Two minutes after me, three other people from the Denver flight got to the gate. A couple of minutes after that, a gate agent finally appeared out of the jetway, and explained that their policy was to lock the door 13 minutes before departure. I asked as politely as I could what kind of sense this policy made, given that the airline is of course perfectly aware of when their own connecting flight(s) have arrived, and surely it was more sensible to unlock the door now than to put us all up for the night in a hotel and pay for our dinners, given that it was 100% the airline’s own fault that we got to the gate eleven and nine minutes before the departure, rather than thirteen.
The gate agent explained that he was just a pawn in the game of life, buffeted by the bureaucratic whims of late capitalism, although maybe in not exactly those terms.

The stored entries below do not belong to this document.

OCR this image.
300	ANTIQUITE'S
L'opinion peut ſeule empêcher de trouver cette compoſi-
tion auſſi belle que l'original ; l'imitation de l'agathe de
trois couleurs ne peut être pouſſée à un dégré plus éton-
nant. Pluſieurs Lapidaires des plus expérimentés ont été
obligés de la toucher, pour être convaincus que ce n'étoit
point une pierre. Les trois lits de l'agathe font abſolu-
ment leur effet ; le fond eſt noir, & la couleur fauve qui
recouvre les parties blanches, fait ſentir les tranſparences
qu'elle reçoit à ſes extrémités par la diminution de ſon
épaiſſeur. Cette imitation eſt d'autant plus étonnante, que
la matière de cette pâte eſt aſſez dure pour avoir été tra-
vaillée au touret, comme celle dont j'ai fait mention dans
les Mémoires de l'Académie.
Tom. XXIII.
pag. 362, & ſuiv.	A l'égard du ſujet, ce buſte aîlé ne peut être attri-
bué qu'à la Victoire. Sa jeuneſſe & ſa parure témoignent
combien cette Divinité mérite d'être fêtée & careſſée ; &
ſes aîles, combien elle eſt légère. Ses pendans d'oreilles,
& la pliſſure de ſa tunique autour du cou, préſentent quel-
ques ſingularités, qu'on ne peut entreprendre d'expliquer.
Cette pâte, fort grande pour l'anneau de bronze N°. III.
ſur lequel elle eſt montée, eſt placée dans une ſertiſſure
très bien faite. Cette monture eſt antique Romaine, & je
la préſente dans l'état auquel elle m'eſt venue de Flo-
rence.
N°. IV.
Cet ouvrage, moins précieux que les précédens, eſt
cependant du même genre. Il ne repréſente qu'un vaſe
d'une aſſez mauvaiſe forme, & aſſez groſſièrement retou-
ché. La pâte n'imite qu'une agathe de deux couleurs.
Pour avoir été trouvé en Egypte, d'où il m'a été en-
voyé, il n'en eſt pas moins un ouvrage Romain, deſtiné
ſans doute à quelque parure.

So we didn’t get on the plane.
I did get to Kalamazoo the next morning, after some further drama, but the point of this story is that you are not that gate agent, or that CEO, or that McKinsey consultant, and it isn’t an algorithm that’s trying to extract some money from you, it’s us right here at LGM, and the kind of actual human connection that produces such decisions is something McKinsey et. al. can’t completely monetize.
Yet.
P.S. One of the comments to the AI version of me noted its inauthenticity by the lack of an Orwell quote, so here you go:
One morning it was announced that the men in my ward were to be sent down to Barcelona today. I managed to send a wire to my wife, telling her that I was coming, and presently they packed us into buses and took us down to the station. It was only when the train was actually starting that the hospital orderly who travelled with us casually let fall that we were not going to Barcelona after all, but to Tarragona. I suppose the engine-driver had changed his mind. ‘Just like Spain!’ I thought. But it was very Spanish, too, that they agreed to hold up the train while I sent another wire, and more Spanish still that the wire never got there.